E le pietre, queste eterne protagoniste che cadono “come tante lapidi o meteore. Piovevano dalle mani dei ragazzini, dall’innocenza dell’adole-scenza, come se nessuno fosse colpevole…” Queste pietre che sfiorano tempie e gambe, che volano in aria e sulle inferriate delle finestre, sulla testa della sorella di Hassan instupidendola (“Siamo palestinesi cristiani, noi, e alla moschea dicono di farci fuori”); “perché tutti, bene o male, vendicavano Dio o il suo ricordo, ma tutti in modo diverso, a seconda di come lo si aveva ereditato: non dalla religione, dal sangue. Una sorta di Dio sciolto nei cromosomi…
E con la minaccia delle pietre quella di una guerra che respira ovunque, che sembra che t’aspetti dietro l’angolo ad ogni istante, che resta sospesa nell’allarme del coprifuoco, nella sirena dell’esercito, nelle mitragliate che trivellavano l’aria di paura (“allora ti accorgevi che la guerra era come un cane addormentato: speravi di passargli accanto senza che mordesse”).
Ma anche nella guerra la vita continua, Patricia e James dipingono, passano dalla parte ebraica di Gerusalemme, per Ben Yehuda come ad un porto sicuro per la civiltà, e scoprono cos’è la nostra civiltà (semafori, strade ordinate, ritmo veloce e produttivo, così diverso dal tempo di Betlemme che è un’altra cosa (“Era un mondo d’attesa e di niente, un mondo imbambolato”).
Così questo romanzo è pure la storia di un paradosso, quella tra occidente ed oriente, quest’impossibilità di un incontro, l’abisso di secoli che ci separa (“Niente luci, in questa notte medioevale che ci trasformava, noi donne occidentali, in brutte streghe.
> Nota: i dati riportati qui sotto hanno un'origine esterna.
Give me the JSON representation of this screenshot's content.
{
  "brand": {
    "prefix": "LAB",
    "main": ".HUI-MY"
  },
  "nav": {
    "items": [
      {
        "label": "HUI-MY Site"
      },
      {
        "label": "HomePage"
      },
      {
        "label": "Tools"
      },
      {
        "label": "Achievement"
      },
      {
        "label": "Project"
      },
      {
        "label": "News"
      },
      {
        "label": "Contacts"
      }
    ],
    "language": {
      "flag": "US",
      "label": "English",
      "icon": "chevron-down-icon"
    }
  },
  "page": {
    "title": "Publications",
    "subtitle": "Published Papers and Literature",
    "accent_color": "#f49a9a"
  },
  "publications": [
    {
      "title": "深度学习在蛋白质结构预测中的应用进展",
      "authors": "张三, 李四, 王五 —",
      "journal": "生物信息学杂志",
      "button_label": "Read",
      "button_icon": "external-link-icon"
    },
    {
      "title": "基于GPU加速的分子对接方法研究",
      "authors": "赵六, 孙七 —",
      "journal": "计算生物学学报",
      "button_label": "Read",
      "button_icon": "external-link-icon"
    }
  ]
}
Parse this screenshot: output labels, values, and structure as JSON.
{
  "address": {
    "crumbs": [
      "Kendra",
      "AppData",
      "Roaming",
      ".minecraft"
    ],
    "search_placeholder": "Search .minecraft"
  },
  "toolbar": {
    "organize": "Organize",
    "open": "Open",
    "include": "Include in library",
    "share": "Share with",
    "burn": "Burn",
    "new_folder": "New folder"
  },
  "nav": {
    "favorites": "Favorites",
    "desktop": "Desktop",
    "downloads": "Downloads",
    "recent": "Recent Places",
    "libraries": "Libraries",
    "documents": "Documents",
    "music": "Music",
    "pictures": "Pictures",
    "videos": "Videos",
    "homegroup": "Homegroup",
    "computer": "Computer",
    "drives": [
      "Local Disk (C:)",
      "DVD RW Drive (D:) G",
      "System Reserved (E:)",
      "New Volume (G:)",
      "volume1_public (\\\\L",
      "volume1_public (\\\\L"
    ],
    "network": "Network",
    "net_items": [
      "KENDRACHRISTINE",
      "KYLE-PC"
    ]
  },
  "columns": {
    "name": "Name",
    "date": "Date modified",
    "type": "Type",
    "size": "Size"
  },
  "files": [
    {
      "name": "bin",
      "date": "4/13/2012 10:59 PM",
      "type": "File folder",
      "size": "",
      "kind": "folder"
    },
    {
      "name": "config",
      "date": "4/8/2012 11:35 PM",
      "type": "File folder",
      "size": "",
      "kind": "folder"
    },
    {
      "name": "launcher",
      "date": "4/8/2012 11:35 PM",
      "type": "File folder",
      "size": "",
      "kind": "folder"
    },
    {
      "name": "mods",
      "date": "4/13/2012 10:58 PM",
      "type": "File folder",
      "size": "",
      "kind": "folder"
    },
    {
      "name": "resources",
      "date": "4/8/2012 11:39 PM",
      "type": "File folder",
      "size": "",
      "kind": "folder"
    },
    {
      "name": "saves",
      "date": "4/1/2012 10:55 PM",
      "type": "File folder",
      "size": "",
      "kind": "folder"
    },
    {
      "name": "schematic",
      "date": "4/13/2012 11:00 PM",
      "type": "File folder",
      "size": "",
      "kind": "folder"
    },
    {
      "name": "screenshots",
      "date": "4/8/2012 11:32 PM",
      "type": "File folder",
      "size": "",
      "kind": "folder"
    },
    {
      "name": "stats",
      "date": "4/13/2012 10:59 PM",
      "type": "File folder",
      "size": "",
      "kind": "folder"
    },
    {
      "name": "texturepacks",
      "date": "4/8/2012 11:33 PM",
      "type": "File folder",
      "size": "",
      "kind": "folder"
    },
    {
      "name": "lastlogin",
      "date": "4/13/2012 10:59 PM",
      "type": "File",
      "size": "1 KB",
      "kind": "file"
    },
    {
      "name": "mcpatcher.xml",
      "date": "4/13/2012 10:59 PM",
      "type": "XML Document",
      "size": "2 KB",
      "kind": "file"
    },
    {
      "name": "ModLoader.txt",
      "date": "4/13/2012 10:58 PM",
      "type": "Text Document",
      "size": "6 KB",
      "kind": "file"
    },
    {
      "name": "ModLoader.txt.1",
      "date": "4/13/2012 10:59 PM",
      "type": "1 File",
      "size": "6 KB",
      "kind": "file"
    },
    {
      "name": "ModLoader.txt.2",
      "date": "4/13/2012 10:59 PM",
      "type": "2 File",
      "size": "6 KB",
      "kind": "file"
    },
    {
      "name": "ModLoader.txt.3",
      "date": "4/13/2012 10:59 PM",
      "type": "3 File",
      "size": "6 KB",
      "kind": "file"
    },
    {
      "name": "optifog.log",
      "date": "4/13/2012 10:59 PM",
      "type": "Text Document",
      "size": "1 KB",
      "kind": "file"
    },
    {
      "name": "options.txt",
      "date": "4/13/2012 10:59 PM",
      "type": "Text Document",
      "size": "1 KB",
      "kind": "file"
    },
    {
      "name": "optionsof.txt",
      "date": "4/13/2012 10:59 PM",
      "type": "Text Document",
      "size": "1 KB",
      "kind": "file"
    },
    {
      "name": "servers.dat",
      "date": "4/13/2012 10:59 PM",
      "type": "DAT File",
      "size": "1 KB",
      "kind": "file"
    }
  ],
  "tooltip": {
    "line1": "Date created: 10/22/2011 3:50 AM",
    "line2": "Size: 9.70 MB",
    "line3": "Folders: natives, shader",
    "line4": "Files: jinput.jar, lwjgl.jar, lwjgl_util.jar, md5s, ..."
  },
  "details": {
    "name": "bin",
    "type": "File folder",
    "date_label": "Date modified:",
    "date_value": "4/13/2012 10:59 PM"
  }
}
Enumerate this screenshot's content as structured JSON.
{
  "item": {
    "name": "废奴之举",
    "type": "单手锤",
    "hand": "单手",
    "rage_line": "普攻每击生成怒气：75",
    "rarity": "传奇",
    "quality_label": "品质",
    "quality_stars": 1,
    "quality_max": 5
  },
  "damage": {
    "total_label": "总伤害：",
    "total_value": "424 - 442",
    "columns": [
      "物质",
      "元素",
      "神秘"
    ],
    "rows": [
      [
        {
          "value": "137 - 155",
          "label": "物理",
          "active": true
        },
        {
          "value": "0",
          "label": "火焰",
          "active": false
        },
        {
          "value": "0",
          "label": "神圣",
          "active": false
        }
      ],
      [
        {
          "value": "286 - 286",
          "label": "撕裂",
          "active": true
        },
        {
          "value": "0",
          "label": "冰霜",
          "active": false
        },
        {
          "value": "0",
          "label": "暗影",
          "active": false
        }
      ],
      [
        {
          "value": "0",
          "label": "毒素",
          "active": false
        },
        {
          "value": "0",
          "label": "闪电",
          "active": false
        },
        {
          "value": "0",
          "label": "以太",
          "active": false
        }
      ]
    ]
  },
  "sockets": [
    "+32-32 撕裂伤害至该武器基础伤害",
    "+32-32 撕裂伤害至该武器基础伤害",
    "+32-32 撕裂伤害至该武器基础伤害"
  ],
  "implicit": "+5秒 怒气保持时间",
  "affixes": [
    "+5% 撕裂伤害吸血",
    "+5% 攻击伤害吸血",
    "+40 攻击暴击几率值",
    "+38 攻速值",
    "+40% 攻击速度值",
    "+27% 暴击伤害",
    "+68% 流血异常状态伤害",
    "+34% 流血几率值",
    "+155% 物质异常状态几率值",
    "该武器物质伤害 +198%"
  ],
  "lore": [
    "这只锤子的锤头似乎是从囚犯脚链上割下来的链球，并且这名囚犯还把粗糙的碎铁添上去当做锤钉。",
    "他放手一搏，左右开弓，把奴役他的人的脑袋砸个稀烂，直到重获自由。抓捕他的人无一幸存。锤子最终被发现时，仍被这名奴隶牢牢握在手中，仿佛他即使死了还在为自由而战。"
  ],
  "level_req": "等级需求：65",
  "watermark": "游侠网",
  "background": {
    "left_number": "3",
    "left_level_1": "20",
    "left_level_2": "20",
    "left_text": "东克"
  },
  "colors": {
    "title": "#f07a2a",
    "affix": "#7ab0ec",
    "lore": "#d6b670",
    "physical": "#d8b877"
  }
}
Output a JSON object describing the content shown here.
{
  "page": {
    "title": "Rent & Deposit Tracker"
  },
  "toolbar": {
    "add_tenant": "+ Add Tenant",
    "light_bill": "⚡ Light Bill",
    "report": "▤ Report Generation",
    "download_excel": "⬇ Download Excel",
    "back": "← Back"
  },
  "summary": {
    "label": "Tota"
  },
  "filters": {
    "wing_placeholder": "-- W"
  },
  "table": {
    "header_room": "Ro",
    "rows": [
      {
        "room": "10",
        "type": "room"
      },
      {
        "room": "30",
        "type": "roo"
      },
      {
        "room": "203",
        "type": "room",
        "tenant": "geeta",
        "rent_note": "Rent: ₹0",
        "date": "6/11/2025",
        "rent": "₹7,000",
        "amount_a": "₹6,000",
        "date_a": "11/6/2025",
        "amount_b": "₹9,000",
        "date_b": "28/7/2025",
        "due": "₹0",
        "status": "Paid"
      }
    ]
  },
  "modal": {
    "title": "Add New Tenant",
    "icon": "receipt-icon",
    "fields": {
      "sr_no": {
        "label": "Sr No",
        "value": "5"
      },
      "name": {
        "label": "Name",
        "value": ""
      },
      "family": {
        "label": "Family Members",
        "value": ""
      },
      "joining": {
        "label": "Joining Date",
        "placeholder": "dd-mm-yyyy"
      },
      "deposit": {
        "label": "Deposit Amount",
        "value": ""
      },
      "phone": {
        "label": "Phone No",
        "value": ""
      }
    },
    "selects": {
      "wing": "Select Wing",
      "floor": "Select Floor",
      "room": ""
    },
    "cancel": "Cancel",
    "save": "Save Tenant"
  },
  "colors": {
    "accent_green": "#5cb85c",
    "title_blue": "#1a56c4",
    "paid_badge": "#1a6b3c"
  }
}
Quella notte medioevale che ti faceva finire sul rogo”). E nonostante quest’incomunicabilità il tentativo di capire, di incontrarsi e, accanto alla delusione di non poterlo fare (“Le parole non servono a nulla” dice Hassan, “Li metteremo al muro!”), c’è un messaggio di pace. Ma la presenza della morte, in fondo, ci rende tutti uguali, ed è in questi momenti che la narrazione si fa poesia, diventa incontro con il mistero dove il senso del sacro pervade ogni cosa e la trasfigura con un respiro d’eternità (i memoriali, il muro del pianto, il Sepolcro).
Gerusalemme diventa l’ombelico del mondo, “C’era qualcosa nel suo grembo, là dove la collina si apre sotto la Lions Gate… qui sotto Gerusalemme si era rifugiata più volte durante un attacco difficile; era tornata nella pancia che l’aveva partorita, e queste pareti squamate da un paziente lavorio di scalpello, erano come la pelle dell’utero della terra”.
È in questo passaggio dalla realtà fisica a quella del simbolo che risiede la parte finale del libro (“come se d’Israele non fosse rimasta che la parola”), quando i due si isolano nel deserto per ascoltare il suo respiro (“E vedevamo i corvi come guardiani dell’infinito, e nel mare una promessa di pace” ). E poi il ritorno alla civiltà, perché l’astrazione è pericolosa, e lo spirito diventa un rifugio senza la realtà tangibile del corpo (“E l’utero di una madre è come l’utero della terra: le appartieni”).
Così il romanzo si conclude con la solidità della carne umana, con la stessa fisicità dell’inizio, ma ora si tratta di fisiologicità trasfigurata da una promessa di riscatto. E il soggiorno a bordo della nave non fa che mettere in risalto una metamorfosi dell’anima che è dovuta passare attraverso il dolore per capire la vita.


RASSEGNA STAMPA

“Questo bel libro di gusto americano basato com’è sull’azione nei temi e sui dialoghi nello stile, respira aria di giovinezza per le problematiche che vi son svolte e non può non interessare i giovani” NANDA PIVANO.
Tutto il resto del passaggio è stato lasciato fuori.